Even though I haven’t been away this summer (I’m not complaining, I’ve done a fair chunk of travelling this year already), I’ve had some great meals out and about in London.
And I don’t mean all-singing, all-dancing Michelin-starred meals either, I mean the likes of Da Polpo and The Riding House Café.
Going to these types of places has made me realise that even though a few months ago I talked about about the Sherry & tapas revolution that’s hit the capital, from a food point of view what I actually meant was a small plate revolution in general, rather than just a Spanish-themed one.
“More and more people are realising that meals aren’t just about a set 3 courses,” Shaan Mahrotri, operations director at Galoupet said to me the other day. Galoupet in Knightsbridge is a great example of a restaurant that’s championing small plates that aren’t necessarily Spanish in theme. Its food has some Med influence, yes, but there’s also an Asian influence too, and to deal with this treasure trove of flavours from a wine perspective, it’s installed an Enomatic machine.
So has this small plate eating culture changed the way we drink wine?
I believe it has, and for the better, because I don’t exclusively mean what we drink, but how we drink it too.
Often these small plate places will have a much more relaxed approach to the kind of glasses from which you drink wine. When you’re supping wine from a little glass tumbler while you’re about to tuck into side plate-sized dishes of arancini, pizzete and cured meats, it all feels satisfyingly authentic.
And even better, as a friend said to me last weekend while we were at such a place, having wine in these glasses can often make a wine taste better than it is (I suggested it was probably his stimulating company, so we agreed it must be a combination of the two….).
The same can be said for this current fashion of serving wines in a carafe. Like with the tumblers, there’s something very wholesome about it. In my mind, and as long as the setting/environment corresponds, carafe and tumbler wine drinking instantly takes the pretense and snobbery out of serving wine, making you feel more relaxed as you drink, which must surely be a strong contributing factor to why the wine could taste of better quality than it actually might be (though it’s obviously no excuse for letting the quality of the wine served to take a nosedive).

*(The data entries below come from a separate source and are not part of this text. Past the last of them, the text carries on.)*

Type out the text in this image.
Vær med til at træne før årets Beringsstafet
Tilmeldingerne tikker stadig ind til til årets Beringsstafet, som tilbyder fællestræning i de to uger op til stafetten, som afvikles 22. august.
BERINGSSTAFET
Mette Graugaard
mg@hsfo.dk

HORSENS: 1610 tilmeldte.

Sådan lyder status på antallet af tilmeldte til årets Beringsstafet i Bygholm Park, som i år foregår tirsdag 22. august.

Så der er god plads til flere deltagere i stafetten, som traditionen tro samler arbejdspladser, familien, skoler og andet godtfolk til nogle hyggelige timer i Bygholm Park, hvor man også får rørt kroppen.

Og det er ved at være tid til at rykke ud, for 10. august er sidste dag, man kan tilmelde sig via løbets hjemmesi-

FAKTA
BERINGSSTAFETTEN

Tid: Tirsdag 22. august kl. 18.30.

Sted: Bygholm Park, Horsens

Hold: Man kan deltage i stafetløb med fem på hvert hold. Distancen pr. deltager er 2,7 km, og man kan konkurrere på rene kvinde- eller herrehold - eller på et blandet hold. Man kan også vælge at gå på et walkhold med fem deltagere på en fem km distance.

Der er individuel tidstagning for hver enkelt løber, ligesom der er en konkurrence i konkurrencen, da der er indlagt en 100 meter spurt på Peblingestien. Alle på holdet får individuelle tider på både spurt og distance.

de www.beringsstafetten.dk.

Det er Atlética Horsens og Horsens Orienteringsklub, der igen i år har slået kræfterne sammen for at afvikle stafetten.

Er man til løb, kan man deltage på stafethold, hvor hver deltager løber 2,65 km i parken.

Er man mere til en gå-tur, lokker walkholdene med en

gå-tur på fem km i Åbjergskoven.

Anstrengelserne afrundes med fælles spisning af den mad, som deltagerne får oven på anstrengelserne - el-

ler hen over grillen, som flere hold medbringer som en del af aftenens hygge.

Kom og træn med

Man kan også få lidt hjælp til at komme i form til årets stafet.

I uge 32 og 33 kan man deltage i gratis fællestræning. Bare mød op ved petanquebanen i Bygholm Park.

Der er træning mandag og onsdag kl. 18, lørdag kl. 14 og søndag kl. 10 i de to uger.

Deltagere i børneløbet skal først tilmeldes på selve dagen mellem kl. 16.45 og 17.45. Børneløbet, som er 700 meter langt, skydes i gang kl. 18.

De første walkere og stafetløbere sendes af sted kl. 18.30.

As for the type or style of wine we drink in these places, from speaking to sommeliers and wine suppliers to restaurants, by removing the predictable wine choices from the wine list, or by simply having a spoiling choice of wines available by-the-glass or carafe, these in vogue small plate eateries are doing a fantastic job at encouraging people to experiment with styles, regions and grape varieties.
Less snobbery and more experimentation with wine? I’m definitely up for that.